Lo show, perché è di questo che si tratta, appare fin dall’inizio coinvolgente e ricco di groove. Le successive Digital Witness e Cruel creano una tripletta d’apertura micidiale e perfetta che fa scatenare il pubblico tra percussioni e ottoni. Annie poi interpreta una convincente Marrow che ci riporta alle atmosfere del suo secondo album Actor, e riappare per un momento la fanciulla più stravagante dei primi tempi.
Più che a un concerto mi sembra di assistere a una performance artistica: al centro dell’attenzione c’è ovviamente lei, St. Vincent, che nonostante le calze rotte e i sorrisi che ogni tanto regala al pubblico non sembra una persona umana. A rafforzare le atmosfere alienanti ci sono le coreografie robotiche che coinvolgono anche l’elegante tastierista e tutti gli altri componenti della band. Annie è bella di una bellezza eterea, sembra fuori dal mondo, e mentre la vediamo ballare, salire sulla piattaforma bianca e poi distendersi e piegarsi e contorcersi lungo i gradini non riusciamo a smettere di stare lì fermi a guardare quello che succede, lasciandoci coinvolgere da un mondo bizzarro e "altro", in cui lei è l’unica attrice.

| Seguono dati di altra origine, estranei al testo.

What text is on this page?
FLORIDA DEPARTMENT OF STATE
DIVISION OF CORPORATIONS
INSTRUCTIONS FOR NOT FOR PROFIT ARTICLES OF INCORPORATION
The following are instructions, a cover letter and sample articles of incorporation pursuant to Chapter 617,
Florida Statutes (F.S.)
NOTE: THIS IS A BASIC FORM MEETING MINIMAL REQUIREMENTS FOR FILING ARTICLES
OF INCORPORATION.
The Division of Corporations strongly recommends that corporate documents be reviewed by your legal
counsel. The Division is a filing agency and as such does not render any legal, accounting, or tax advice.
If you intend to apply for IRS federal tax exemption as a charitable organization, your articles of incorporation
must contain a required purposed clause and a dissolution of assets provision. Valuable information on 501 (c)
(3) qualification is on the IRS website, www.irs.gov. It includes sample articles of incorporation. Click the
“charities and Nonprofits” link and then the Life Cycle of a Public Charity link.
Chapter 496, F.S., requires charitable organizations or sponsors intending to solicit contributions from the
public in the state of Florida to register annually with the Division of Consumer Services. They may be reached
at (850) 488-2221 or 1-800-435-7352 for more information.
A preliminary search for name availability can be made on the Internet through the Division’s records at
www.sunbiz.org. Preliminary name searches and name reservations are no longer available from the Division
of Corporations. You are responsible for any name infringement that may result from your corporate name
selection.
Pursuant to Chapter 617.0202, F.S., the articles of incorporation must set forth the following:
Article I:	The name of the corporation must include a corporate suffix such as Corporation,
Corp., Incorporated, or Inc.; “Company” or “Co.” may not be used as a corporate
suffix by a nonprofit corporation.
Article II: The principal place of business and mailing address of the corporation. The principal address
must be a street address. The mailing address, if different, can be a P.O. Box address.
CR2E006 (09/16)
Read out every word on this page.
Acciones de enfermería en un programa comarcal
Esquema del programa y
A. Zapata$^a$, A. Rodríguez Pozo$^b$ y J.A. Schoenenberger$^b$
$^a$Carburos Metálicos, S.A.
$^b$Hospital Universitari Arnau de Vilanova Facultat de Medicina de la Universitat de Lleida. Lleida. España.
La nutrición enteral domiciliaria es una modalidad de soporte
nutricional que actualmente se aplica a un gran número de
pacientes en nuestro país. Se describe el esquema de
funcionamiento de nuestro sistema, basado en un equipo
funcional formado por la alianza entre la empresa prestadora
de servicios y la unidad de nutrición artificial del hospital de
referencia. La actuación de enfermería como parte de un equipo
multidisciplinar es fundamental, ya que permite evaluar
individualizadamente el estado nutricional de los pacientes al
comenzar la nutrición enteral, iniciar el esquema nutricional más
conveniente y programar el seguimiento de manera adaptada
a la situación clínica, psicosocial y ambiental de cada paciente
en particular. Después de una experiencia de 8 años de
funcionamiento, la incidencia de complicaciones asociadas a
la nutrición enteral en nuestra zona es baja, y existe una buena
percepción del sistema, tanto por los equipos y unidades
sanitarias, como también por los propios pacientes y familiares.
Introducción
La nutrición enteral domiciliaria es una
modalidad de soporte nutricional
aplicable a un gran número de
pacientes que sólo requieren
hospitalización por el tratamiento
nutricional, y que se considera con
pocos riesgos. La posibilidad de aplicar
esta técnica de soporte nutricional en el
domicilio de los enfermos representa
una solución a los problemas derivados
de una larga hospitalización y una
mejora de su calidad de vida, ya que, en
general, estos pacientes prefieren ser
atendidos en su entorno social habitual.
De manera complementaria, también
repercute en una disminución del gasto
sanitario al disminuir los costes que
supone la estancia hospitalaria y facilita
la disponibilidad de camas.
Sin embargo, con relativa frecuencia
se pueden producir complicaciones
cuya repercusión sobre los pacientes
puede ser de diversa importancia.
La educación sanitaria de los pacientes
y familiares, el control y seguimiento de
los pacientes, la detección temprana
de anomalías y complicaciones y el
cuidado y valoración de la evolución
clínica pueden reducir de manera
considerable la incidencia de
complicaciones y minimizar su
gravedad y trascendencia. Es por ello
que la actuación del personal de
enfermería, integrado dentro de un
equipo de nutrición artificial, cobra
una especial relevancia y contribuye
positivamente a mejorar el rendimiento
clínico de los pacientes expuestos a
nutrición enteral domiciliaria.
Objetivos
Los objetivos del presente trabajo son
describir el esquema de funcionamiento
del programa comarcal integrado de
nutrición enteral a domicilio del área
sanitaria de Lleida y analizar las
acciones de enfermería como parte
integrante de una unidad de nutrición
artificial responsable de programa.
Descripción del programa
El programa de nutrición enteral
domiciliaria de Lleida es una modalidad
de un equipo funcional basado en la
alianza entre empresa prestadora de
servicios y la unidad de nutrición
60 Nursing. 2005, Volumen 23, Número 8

Solo ogni tanto riesco a soffermarmi e a pensare a quanto è fantastica la sua voce, mai una nota fuori posto o una piccola imperfezione: non c’è alcuna differenza tra la versione live e quella incisa in disco. Forse è proprio questo che mi lascia un po’ perplessa: i suoi movimenti teatrali e la perfezione con cui ogni canzone viene interpretata mi incantano ma non riesco a cogliere nessuna emozione in quello che fa.
Per fortuna poi arrivano pezzi come Actor Out of Work o Huey Newton nei quali Annie imbraccia la chitarra elettrica perdendosi tra le distorsioni, e mi sento rapire dalla sua musica. Nonostante il successo dell’ultimo disco infatti sono i brani più vecchi quelli in cui la Clark si lascia andare, dimentica per un attimo di essere un’attrice al centro del suo spettacolo e torna ad essere la musicista fantastica che è, e alle persone attorno a me si accendono gli occhi.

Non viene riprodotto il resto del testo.